Drunken Pork Shoulder with Cabbage and Pears
bouquet garni
2 white onions, diced
2 carrots, peeled and diced
2 celery stalks, diced
3 cloves garlic
30 whole black peppercorns
5 C. dry red wine, such as Cabernet or Merlot
salt to taste, plus 1 T. salt
3 pounds boneless pork shoulder, cut into 1-inch cubes
6 T. olive oil
4 C. veal stock or chicken stock (see recipes)

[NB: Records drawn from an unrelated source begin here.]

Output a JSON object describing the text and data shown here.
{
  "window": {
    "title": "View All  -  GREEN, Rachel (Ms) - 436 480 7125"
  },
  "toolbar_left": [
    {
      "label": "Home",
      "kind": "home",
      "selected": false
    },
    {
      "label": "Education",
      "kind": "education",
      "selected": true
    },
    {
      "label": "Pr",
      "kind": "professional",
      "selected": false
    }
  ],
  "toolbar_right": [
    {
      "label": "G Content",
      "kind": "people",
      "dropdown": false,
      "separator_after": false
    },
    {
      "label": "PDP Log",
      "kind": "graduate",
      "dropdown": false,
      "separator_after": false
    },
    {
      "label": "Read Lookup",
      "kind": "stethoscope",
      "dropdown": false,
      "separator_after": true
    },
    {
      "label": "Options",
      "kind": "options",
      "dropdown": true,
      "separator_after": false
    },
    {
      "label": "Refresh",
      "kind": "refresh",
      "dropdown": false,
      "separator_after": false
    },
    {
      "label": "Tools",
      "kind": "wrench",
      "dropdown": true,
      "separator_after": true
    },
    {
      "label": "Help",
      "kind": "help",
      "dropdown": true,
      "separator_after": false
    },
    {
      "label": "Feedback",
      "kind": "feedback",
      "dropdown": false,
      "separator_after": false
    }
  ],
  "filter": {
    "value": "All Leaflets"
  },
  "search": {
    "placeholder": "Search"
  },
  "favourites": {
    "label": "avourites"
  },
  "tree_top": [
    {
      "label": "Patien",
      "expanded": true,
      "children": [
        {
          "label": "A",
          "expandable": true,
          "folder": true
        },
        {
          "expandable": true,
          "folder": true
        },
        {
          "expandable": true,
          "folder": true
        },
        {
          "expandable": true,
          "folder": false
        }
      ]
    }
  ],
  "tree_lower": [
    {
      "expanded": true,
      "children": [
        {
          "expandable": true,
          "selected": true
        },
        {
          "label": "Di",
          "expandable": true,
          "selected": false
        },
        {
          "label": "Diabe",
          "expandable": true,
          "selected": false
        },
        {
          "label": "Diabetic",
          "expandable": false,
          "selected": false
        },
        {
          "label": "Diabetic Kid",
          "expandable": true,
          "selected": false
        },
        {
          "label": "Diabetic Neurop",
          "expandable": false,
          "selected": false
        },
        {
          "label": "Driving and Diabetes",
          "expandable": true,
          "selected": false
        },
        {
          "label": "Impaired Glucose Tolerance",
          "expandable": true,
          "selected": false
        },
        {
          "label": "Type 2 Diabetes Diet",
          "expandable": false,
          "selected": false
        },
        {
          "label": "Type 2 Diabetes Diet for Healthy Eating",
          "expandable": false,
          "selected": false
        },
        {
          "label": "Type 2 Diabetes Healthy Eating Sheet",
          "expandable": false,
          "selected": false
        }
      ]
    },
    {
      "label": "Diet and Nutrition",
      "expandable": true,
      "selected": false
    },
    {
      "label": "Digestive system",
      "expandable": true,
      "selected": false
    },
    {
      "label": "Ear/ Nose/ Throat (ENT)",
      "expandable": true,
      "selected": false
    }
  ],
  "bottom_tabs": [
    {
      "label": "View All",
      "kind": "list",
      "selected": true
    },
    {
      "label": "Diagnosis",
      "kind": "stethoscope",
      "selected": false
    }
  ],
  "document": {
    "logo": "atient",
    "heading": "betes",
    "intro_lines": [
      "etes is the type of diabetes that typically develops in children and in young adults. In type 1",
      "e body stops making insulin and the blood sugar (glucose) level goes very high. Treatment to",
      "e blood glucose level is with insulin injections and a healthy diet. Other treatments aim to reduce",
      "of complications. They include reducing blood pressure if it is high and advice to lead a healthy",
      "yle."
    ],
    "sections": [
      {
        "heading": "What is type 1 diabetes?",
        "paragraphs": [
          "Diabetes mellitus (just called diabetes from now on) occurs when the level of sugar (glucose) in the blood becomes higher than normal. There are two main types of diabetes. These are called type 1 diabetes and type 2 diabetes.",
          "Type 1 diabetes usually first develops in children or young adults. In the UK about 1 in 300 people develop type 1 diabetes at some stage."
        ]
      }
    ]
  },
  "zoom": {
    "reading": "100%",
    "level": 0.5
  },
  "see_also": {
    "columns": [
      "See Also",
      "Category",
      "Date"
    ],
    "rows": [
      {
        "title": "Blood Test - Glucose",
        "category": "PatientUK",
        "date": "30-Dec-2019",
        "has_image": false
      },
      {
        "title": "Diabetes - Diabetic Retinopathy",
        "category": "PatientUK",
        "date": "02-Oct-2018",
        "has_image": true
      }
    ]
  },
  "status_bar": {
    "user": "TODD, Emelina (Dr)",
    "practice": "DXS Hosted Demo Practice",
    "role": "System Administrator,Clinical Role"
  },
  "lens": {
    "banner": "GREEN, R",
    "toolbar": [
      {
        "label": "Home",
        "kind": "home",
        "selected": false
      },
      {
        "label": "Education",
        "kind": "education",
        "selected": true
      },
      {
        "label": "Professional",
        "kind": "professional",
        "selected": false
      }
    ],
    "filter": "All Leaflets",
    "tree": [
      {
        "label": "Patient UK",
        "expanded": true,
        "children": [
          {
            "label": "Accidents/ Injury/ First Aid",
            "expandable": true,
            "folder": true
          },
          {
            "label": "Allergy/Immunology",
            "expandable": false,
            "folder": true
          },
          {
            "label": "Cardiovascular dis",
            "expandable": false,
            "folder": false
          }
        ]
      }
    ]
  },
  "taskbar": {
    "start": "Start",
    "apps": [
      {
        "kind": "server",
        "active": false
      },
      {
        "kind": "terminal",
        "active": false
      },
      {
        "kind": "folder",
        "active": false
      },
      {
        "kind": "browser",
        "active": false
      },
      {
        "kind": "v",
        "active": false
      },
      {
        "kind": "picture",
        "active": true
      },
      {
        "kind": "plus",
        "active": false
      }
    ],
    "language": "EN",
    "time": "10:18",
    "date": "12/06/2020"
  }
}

1 head green cabbage, thinly sliced
3 T. unsalted butter
1/4 vanilla bean, split in half lengthwise
3 ripe but firm pears, such as Comice, cored, peeled and cut into 3/4-inch cubes
3 T. chopped fresh parsley
In a large shallow nonaluminum dish, combine the bouquet garni, onions, carrots, celery, garlic, peppercorns, 4 1/2 C. of the red wine and salt to taste. Stir to mix. Add the pork and turn to coat evenly. Cover and refrigerate for at least 5 hours or as long as overnight. Drain the meat and vegetables in a sieve, capturing the marinade in a small saucepan. Bring the marinade to a boil, then remove it from the heat and set aside. Separate the meat from the vegetables; set aside separately. In a sauté pan over high heat, warm 4 T. of the olive oil. Pat the meat dry with paper towels. Working in small batches, add the meat to the pan and brown on all sides, about 2 minutes. Transfer the meat to a large saucepan. To the same sauté pan used for browning the meat, add the reserved vegetables and sauté over medium-high heat until they begin to brown, about 5 minutes. Transfer the vegetables to the saucepan holding the meat. Add the reserved red wine marinade. Bring to a boil over high heat and boil until reduced by half, about 10 minutes. Add the veal or chicken stock and return to a boil. Reduce the heat to medium and simmer, uncovered, until the pork is tender, 50-60 minutes. Meanwhile, fill another large saucepan two-thirds full with water, add the 1 T. salt and bring to a boil. Add the cabbage, return to a boil and cook until wilted, about 2 minutes. Drain the cabbage, rinse with cold water and drain again. In a frying pan over medium heat, melt the butter. Add the cabbage and sauté for 2 minutes. Remove from the heat and set aside. In another small sauté pan, combine the remaining 1/2 C. red wine, the vanilla bean and the pears and bring to a boil. Reduce the heat to medium and simmer, turning the fruit every few minutes, until tender, 5-10 minutes. Drain the meat and vegetables in a sieve, capturing the juices in a bowl. Cover the juices to keep them warm. Separate the pork from the vegetables; discard the vegetables. Arrange a bed of the cabbage on a warmed platter. Place the pork on top of the cabbage, and pour the juices over the top. Scatter the poached pear cubes around the meat. Garnish with the parsley and serve at once.